雪夜路滑,為確保安全,蔣維和士兵們在雲影宮住了一夜,第二日方才護送李思懿下山。

行至山腳,李思懿卻發現那裏已經站了個熟悉的身影。

季霆站在山下,未著戰甲,身上披著她當年送的大氅,擡頭笑望著她。

蔣維對季霆的到來並不意外,似乎已經提前得到了消息,只向李思懿做了個“請”的手勢,便先一步下了山。

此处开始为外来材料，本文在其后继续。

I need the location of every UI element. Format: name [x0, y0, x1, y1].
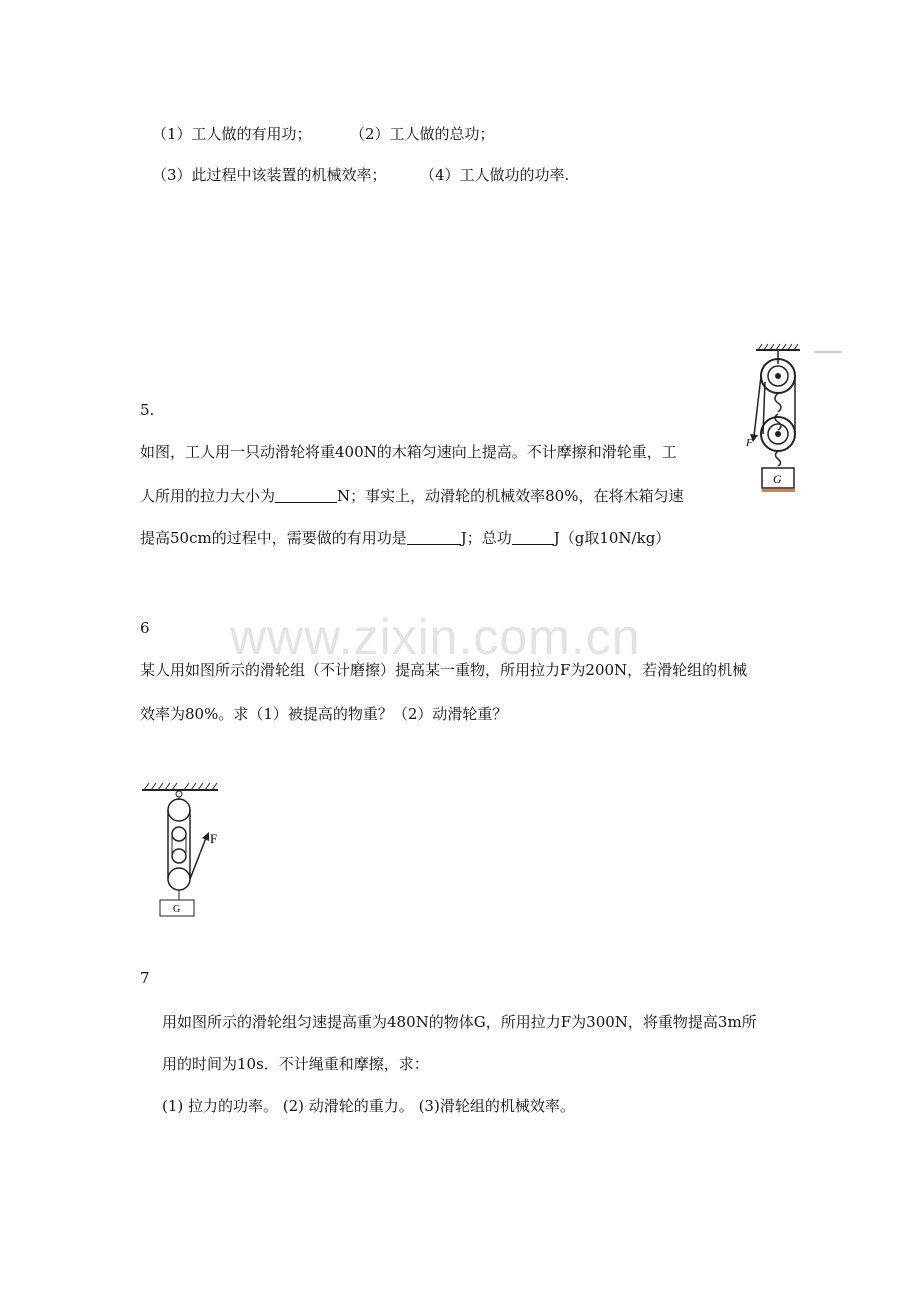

李思懿走到最後一級臺階時,季霆伸出手來欲扶她,李思懿卻微微側身輕巧避過,自己走下了臺階,對季霆恭謹道:“多謝將軍好意。”

季霆收回手,神色也不見絲毫尷尬,仍舊笑著道:“陪我走走吧。”

說罷,季霆轉身向南郊湖泊走去,根本不給李思懿拒絕的機會,李思懿只能跟上。

南郊湖畔,正是李思懿當年送行的地方,季霆在相同的位置停下,開口道:“昨夜我翻閱卷宗,發現國中百廢待興,千頭萬緒,不知該從何開始,少史久居旭京,又幫李相處理政事,想來應當清楚情況,不妨說說?”

他以“少史”的稱呼喚她,瞬間轉換為公事公辦的語氣。

既然聊起公事,李思懿也不多扭捏,想了想道:“春耕將近,而宣國多年征戰,國中水利多年未修繕,此時應當督促各地及時檢修水利,以保春耕。”

“是麽……”季霆呢喃片刻,眼眸含笑看向她:“聽起來像是少史分內之事,既如此,便交予少史。”

他的語氣輕松,就這樣輕飄飄地把事情交了出去,像是孩童在玩鬧一般。

李思懿遲遲沒有回應。

“少史還有疑慮?”

李思懿擡起頭,坦然迎向他的目光:“臣領命,另外……臣的堂兄赴外已有五年,臣懇請召他回旭京襄助。”

“好。”季霆答應得甚為痛快。

這讓李思懿不由得再度怔楞,好似……季霆還和當年一樣,是那個陽光開朗、對她永遠赤忱又熱烈的少年,但怎麽可能呢?李家對季氏做了那樣的事,連她都無法再像以前一樣,季霆又怎會絲毫未變?

思索間,李思懿驟然發現,旭京方向,有一隊人正急速朝著這邊趕來。

為首的馬車裏坐著徐太師,徐太師兩年前就已致仕,本該過著頤養天年的日子,但在昨日聽聞叛軍臨城,內廷迫不及待開城獻降的消息以後,便迅速從家中趕了過來。

徐太師是個極重禮法之人,季霆作為宣國舊臣背君叛國,且率兵攻城,在他看來是有失為臣之節的,此時此刻,當有人指出這一點以正視聽,既然內廷那幫軟骨頭不敢,那這件事便由他來做,為此,他還特意帶上了三尺白綾,打算勸誡不成,就吊死在大殿之上。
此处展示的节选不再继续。